Like many stories on resistance training, there is a dearth of WHY it is beneficial. I believe in 2 theories: 1) Mitochondrial enhancement, although the specific mechanism has been hinted at in earlier articles here, I think the science is still unclear (more little, more efficient, more communication...) 2) Bending and compression of bones forcing fluids with stem cells out of the marrow of large bones. This really needs to be studied.

Posted by: Tom Schaefer at July 30th, 2019 10:31 AM

@Person1234: Senescence is not really cell aging. The body uses it for embryonic development, wound healing, cancer defense and maybe other functions. If a cell is sufficiently damaged/dysfunctional or reproduces a lot, it becomes senescent, but that doesn't convert senescence into "cell aging".

Posted by: Antonio at July 30th, 2019 11:46 AM

Us older people must also find ways to consume enough protein - and reduce myostatin! creatine, leucine and HMB probably do the trick. Lifting weights also causes a reduction in myostatin. Is this enough?
Liz Parrish is still getting good muscle results from her myostatin inhibitor experiment 4 years ago. For those of us who can't get our genes edited, what else can be done?

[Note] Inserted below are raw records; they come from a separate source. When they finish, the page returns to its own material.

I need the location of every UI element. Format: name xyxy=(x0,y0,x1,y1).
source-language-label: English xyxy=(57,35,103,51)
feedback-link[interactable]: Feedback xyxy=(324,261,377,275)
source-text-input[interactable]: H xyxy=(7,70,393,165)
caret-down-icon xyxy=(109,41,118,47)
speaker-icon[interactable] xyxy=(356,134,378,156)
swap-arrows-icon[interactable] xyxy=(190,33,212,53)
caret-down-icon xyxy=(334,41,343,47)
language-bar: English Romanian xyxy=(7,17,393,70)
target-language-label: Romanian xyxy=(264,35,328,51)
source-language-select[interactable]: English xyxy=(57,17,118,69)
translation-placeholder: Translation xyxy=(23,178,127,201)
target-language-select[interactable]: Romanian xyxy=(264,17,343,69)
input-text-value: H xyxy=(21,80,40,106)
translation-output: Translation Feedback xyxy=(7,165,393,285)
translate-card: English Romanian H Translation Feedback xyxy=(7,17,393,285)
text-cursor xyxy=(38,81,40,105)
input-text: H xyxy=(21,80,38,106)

Posted by: August at July 30th, 2019 4:09 PM

@Tom, you are right, those over 60 need 3 days to recover from resistance training, unless you are on HRT.

Posted by: JohnD at July 30th, 2019 5:31 PM

@JohnD

This is simply not true. Even if you start strength training at an older age, it's a matter of not doing too much too early. And an experienced adult personal trainer might be helpful too.

Posted by: Stephan at July 31st, 2019 12:26 AM

Stephan: I'm 58. I've been doing resistance training for 2.5 years. I've gotten to the point that my tendons and ligaments are the limiting factors on how much I can lift without injury. I lift full stacks in abs, back (40,30,20,10 reps = 100), and triceps extension (12, 12, 12 reps). I'm closing in on full stacks of other machines, but I tore a tendon on the butterfly chest and have set a safe limit after 6 months of recovery. The sets and reps are close to exhaustion on most. I'm sore the next day and even more sore the next, finally improving on the 3rd day, before getting back to it on the 4th day.

I've seen the way the vast majority of ladies of all ages and most men lift, before disappearing from the gym with a half life of 6 weeks. Sure, they should lift every 3 days.

Posted by: Tom Schaefer at July 31st, 2019 9:14 AM

@Tom
I'm 64 and work out 5 times a week in the gym and hike 30 - 50 km a week. At the age of 63 I became a certified personal trainer. Believe me, I know what I am talking about.

Posted by: Stephan at August 1st, 2019 12:12 AM

@stephan, The interweb is full of N=1 experiments that claim anyone can do X because they did X. Your experience is only proof that some people can do X, not that everyone can do X.